USA TODAY US Edition

Billionair­e pays it forward to Morehouse

- Brett Molina N’dea Yancey-Bragg contribute­d to this report.

Graduates of Morehouse College’s class of 2019 received a gift fellow college students wished could come true: zero college debt.

During Morehouse’s commenceme­nt, billionair­e Robert F. Smith told graduates he would create a grant to pay off their student loan debts.

“You great Morehouse men are bound only by the limits of your own conviction and creativity,” Smith said during his address.

The Atlanta Journal-Constituti­on reports the gift to the 400 graduating seniors amounts to about $40 million.

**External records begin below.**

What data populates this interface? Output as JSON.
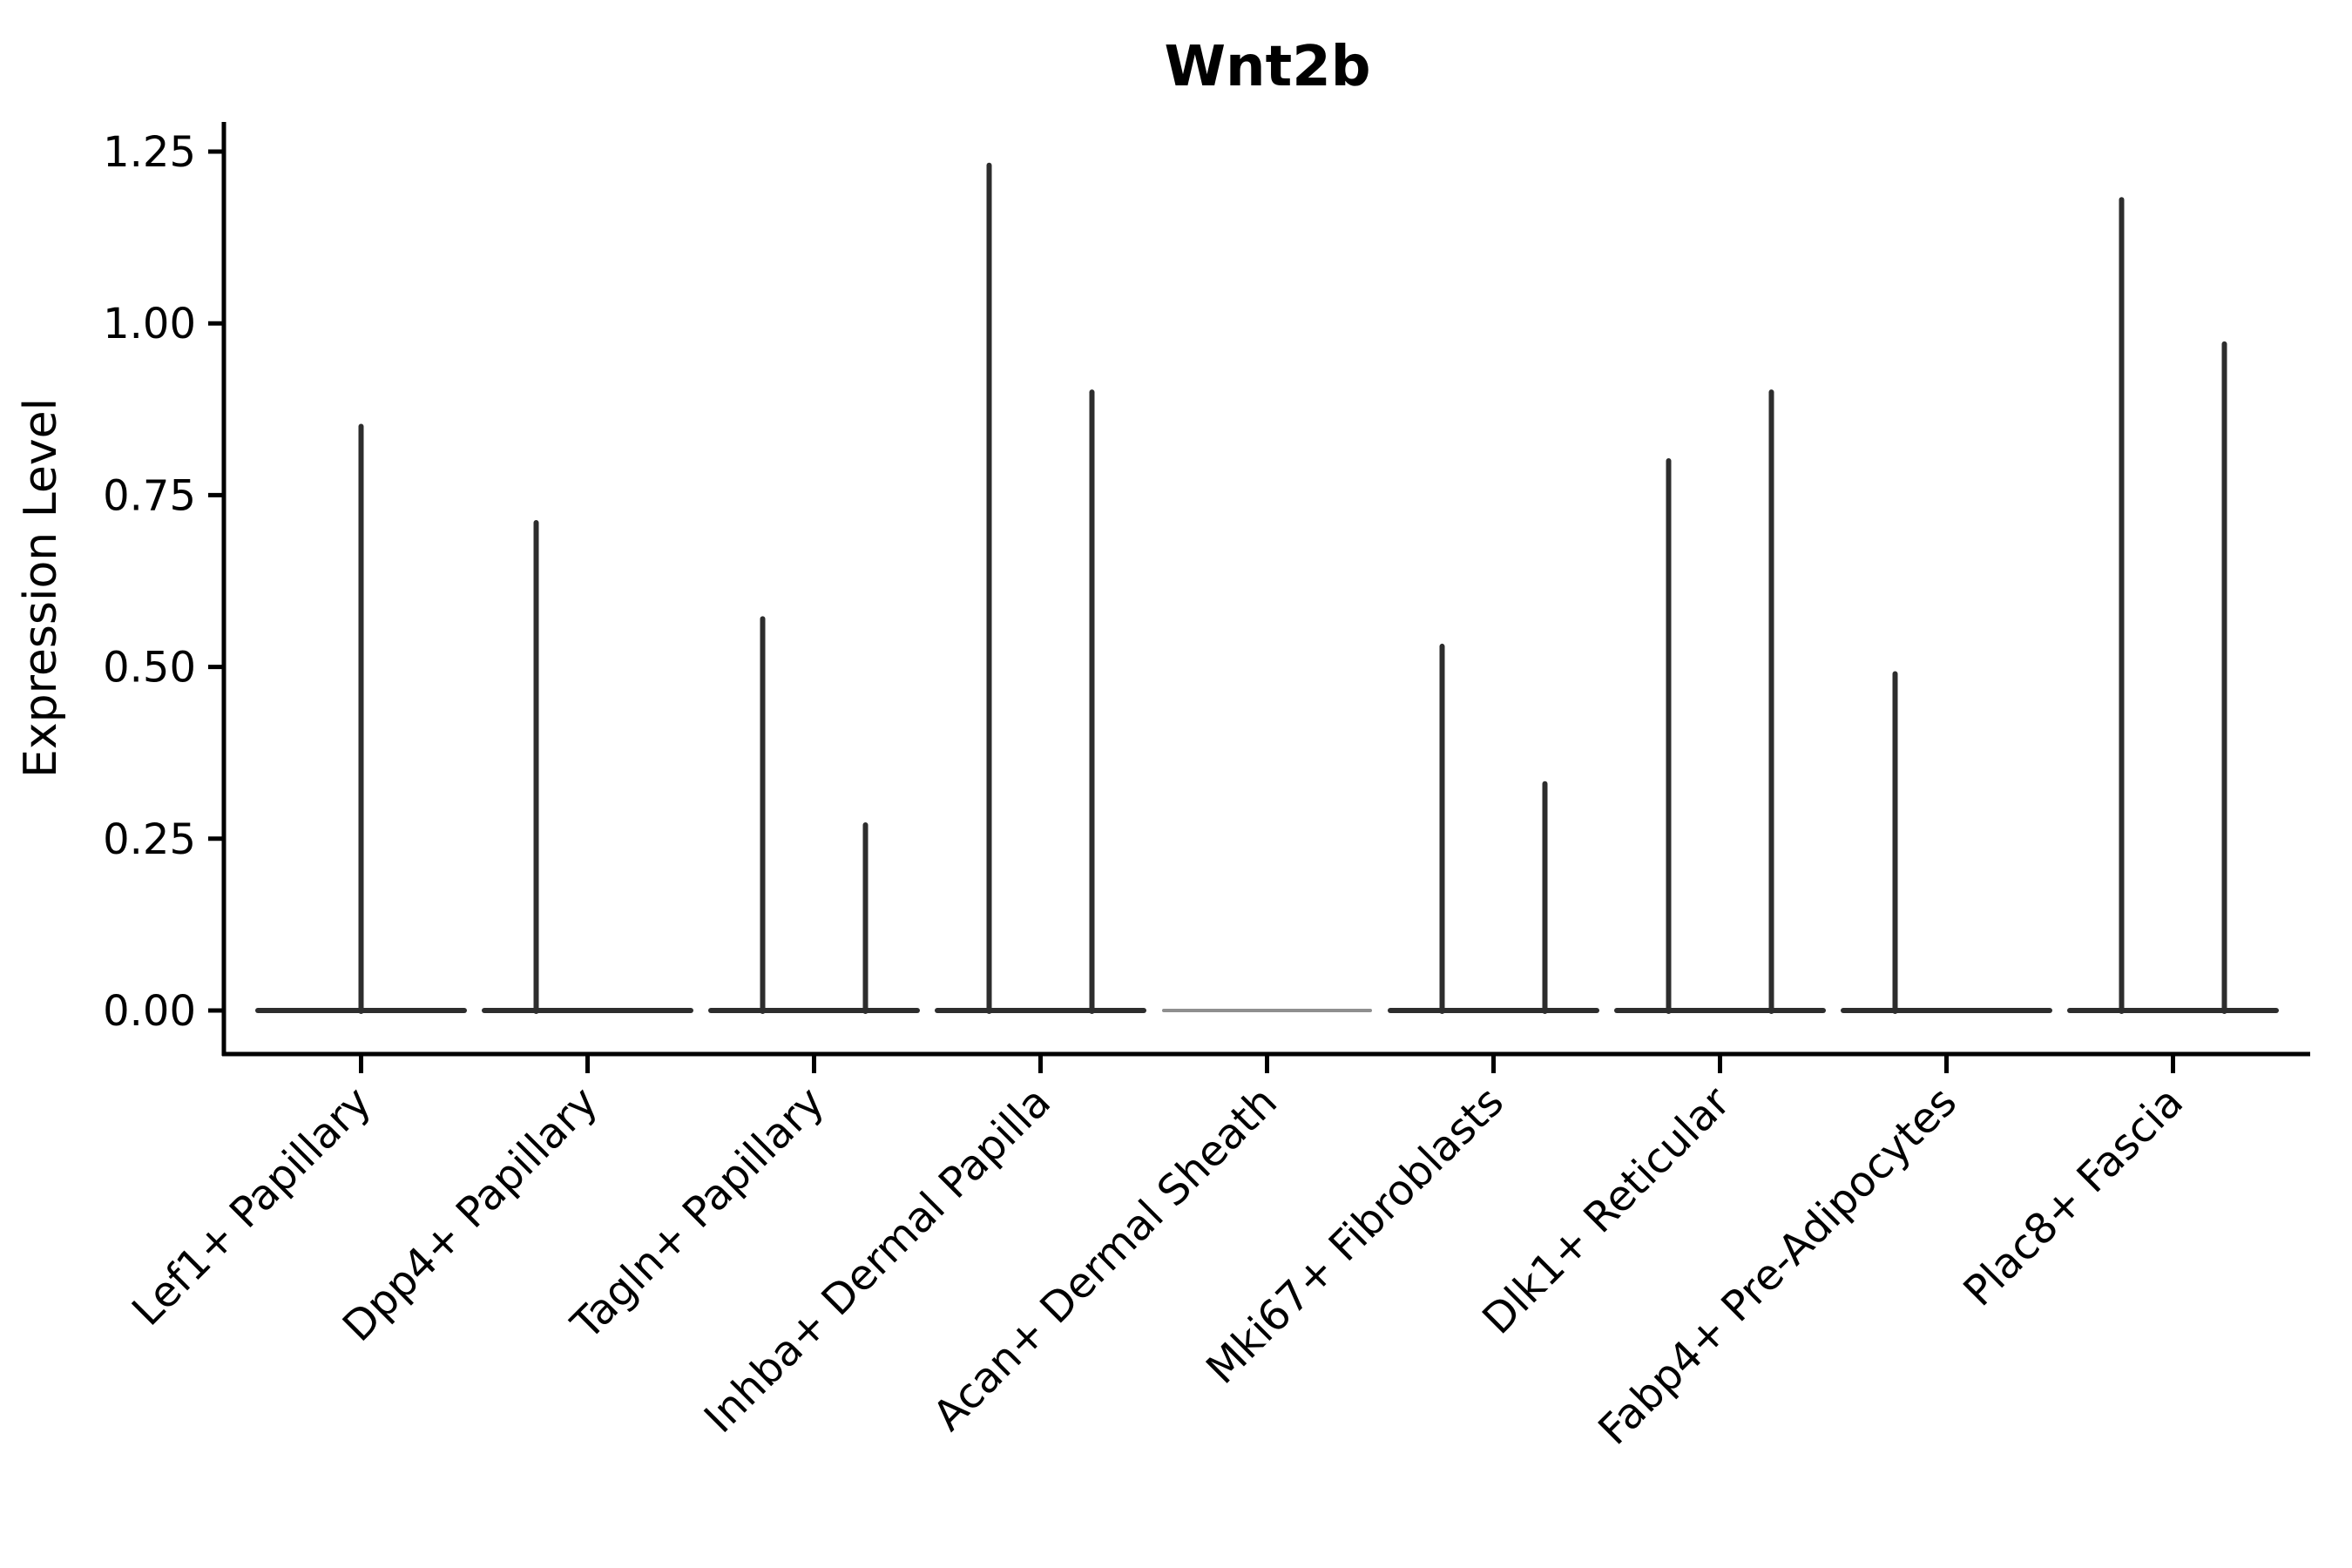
{
  "chart_data": {
    "type": "violin",
    "title": "Wnt2b",
    "ylabel": "Expression Level",
    "xlabel": "",
    "ylim": [
      0,
      1.25
    ],
    "ytick_labels": [
      "0.00",
      "0.25",
      "0.50",
      "0.75",
      "1.00",
      "1.25"
    ],
    "grid": false,
    "legend_position": "none",
    "categories": [
      "Lef1+ Papillary",
      "Dpp4+ Papillary",
      "Tagln+ Papillary",
      "Inhba+ Dermal Papilla",
      "Acan+ Dermal Sheath",
      "Mki67+ Fibroblasts",
      "Dlk1+ Reticular",
      "Fabp4+ Pre-Adipocytes",
      "Plac8+ Fascia"
    ],
    "groups": [
      {
        "category": "Lef1+ Papillary",
        "muted_baseline": false,
        "spikes": [
          {
            "dodge": "center",
            "peak": 0.85
          }
        ]
      },
      {
        "category": "Dpp4+ Papillary",
        "muted_baseline": false,
        "spikes": [
          {
            "dodge": "left",
            "peak": 0.71
          }
        ]
      },
      {
        "category": "Tagln+ Papillary",
        "muted_baseline": false,
        "spikes": [
          {
            "dodge": "left",
            "peak": 0.57
          },
          {
            "dodge": "right",
            "peak": 0.27
          }
        ]
      },
      {
        "category": "Inhba+ Dermal Papilla",
        "muted_baseline": false,
        "spikes": [
          {
            "dodge": "left",
            "peak": 1.23
          },
          {
            "dodge": "right",
            "peak": 0.9
          }
        ]
      },
      {
        "category": "Acan+ Dermal Sheath",
        "muted_baseline": true,
        "spikes": []
      },
      {
        "category": "Mki67+ Fibroblasts",
        "muted_baseline": false,
        "spikes": [
          {
            "dodge": "left",
            "peak": 0.53
          },
          {
            "dodge": "right",
            "peak": 0.33
          }
        ]
      },
      {
        "category": "Dlk1+ Reticular",
        "muted_baseline": false,
        "spikes": [
          {
            "dodge": "left",
            "peak": 0.8
          },
          {
            "dodge": "right",
            "peak": 0.9
          }
        ]
      },
      {
        "category": "Fabp4+ Pre-Adipocytes",
        "muted_baseline": false,
        "spikes": [
          {
            "dodge": "left",
            "peak": 0.49
          }
        ]
      },
      {
        "category": "Plac8+ Fascia",
        "muted_baseline": false,
        "spikes": [
          {
            "dodge": "left",
            "peak": 1.18
          },
          {
            "dodge": "right",
            "peak": 0.97
          }
        ]
      }
    ],
    "colors": {
      "violin_line": "#2d2d2d",
      "muted_zero_line": "#8f8f8f",
      "axis": "#000000",
      "text": "#000000",
      "background": "#ffffff"
    }
  }
}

Smith already had pledged $1 million to Morehouse in January to create the Robert Frederick Smith Scholars Program. Here’s what you need to know about Smith:

He runs an investment firm

Smith is the founder, chairman and CEO of Vista Equity Partners, an investment firm with offices in several cities including San Francisco, New York City and Austin, Texas. According to its website, Vista has $46 billion in capital committed to companies specializi­ng in data, software and technology. According to Forbes, Vista is one of the bestperfor­ming private equity firms, with annualized returns of 22% since it was founded. Before founding Vista, Smith worked in tech investment banking with Goldman Sachs, reads a bio on the firm’s website.

He is worth $5 billion

Smith ranks 355th on Forbes’ Billionair­es 2019 list. A profile of Smith published by Forbes in 2018 said he was the nation’s wealthiest African American.

His gift is among several philanthro­pic efforts

Along with his gifts to Morehouse, in 2016, Smith pledged $50 million to his alma mater Cornell University toward the school’s college of engineerin­g.

Smith also is the only African American to sign the Giving Pledge, an initiative created by billionair­es Bill and Melinda Gates and Warren Buffett aimed at urging the world’s billionair­es to donate their wealth toward charitable causes.

“I will never forget that my path was paved by my parents, grandparen­ts and generation­s of African Americans whose names I will never know,” Smith wrote. “Their struggles, their courage, and their progress allowed me to strive and achieve. My story would only be possible in America, and it is incumbent on all of us to pay this inheritanc­e forward.”